経済的に元気がないからでしょうか。気を取り直そうとの特集「さよなら、競争至上主義」を『中央公論』が編んでいます。サブタイトルには「私たちはこんな社会に暮らしたい」とあり、“癒し”を意図しているかのようです。
巻頭の神野直彦・東京大学教授「『観る社会』から『参加する社会』へ」は、従来の社会は、「量と競争の社会」だったのであり、「質と協力の社会」を実現すべきと説いています。神野の所論は、スポーツを例にとりますと、理解が早いでしょう。他の局面で重労働し、高額を稼ぎ、それを費用として「観て」きた「スポーツ」を、「する」ようになったほうが、人間の真の豊かさにつながるというのです。また、阿久悠・作詞家/作家「晩節学のすすめ」は、「幸せ」の定義はないのであり、自分なりの美意識を、人生の総仕上げの時期につらぬきたい、と謳っています。たしかに、神野・阿久の説くとおりです。しかし、どことなく、「武士は喰わねど高楊枝」との痩せ我慢の言に聞こえるのは、小生だけのことでしょうか。

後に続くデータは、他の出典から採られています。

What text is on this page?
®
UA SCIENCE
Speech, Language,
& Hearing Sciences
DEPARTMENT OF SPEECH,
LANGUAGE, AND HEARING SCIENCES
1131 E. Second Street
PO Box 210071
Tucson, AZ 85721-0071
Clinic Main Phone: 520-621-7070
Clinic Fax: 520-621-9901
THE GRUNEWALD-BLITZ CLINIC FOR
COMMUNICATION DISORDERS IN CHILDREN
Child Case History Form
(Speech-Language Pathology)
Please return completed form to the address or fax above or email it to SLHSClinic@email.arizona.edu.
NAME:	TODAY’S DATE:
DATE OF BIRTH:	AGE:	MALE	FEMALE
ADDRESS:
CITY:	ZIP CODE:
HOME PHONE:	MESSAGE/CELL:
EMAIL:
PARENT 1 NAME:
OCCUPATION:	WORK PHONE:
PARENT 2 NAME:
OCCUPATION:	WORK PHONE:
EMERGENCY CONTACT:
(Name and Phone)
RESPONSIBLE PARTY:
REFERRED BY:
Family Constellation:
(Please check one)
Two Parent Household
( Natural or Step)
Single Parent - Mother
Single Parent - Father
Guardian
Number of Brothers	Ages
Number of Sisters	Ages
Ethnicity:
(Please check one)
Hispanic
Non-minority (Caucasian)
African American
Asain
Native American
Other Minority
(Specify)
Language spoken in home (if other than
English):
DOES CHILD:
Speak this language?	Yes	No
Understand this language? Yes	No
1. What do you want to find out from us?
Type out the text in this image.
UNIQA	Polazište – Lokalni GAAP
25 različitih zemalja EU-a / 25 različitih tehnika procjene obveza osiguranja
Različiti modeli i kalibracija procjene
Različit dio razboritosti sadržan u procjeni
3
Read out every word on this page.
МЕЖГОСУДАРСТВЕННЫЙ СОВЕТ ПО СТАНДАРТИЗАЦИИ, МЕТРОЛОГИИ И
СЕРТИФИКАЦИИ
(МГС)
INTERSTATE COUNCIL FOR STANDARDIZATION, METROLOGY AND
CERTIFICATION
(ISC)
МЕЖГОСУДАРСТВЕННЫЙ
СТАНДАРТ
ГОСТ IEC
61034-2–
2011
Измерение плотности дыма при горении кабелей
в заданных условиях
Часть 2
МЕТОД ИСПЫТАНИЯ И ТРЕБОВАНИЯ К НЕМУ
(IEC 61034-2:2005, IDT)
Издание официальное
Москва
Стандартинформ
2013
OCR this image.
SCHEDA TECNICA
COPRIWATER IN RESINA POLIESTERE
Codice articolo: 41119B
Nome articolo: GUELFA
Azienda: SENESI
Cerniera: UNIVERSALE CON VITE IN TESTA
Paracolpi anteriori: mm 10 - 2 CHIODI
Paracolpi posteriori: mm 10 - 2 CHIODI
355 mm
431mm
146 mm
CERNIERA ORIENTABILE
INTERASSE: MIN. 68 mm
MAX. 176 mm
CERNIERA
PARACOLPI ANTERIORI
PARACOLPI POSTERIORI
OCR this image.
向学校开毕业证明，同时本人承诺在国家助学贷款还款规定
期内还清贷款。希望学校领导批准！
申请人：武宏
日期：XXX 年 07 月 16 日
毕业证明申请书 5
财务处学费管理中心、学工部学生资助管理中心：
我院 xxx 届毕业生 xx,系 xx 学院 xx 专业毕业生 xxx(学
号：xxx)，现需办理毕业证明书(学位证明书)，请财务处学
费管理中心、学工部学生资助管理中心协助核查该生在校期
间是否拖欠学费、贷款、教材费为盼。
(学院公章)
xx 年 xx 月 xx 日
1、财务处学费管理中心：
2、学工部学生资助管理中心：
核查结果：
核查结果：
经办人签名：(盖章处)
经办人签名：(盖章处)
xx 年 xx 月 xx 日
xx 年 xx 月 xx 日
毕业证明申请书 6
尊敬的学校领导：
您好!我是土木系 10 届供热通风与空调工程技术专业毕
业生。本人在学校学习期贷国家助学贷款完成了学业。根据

九〇年代に行き着くところまで行き着いた「顔グロ」が、行きすぎた「顔ジロ」として変形し、登場しています(武田徹・ジャーナリスト「『顔グロ』ギャルたちは、いま」『ボイス』)。それが、医療法違反の手術割引チラシによる美容整形手術の氾濫へとつながっています。チラシを持参すると、手術代五%オフで二重瞼にすることができるのです(山下柚実・ノンフィクション作家「『美容整形』ブームは誰が生み出しているのか」『世界』)。
やはり、イラクや北朝鮮の諸問題とは違ったとしても、日本も変です。変な兆候がかなりあります。日本はどんな状況にあるのでしょうか。見つめ直す必要があります。
『文藝春秋』の「識者60人アンケート 日本を見つめ直す最良の『歴史書』」を最後にお勧めします。上位三位だけでも紹介しておきましょう。第一位・司馬遼太郎『坂の上の雲』(全八巻、文春文庫)、二位・塩野七生『ローマ人の物語』(全一一巻・刊行中、新潮社)、E・ギボン『ローマ帝国衰亡史』(全一〇巻、ちくま学芸文庫)。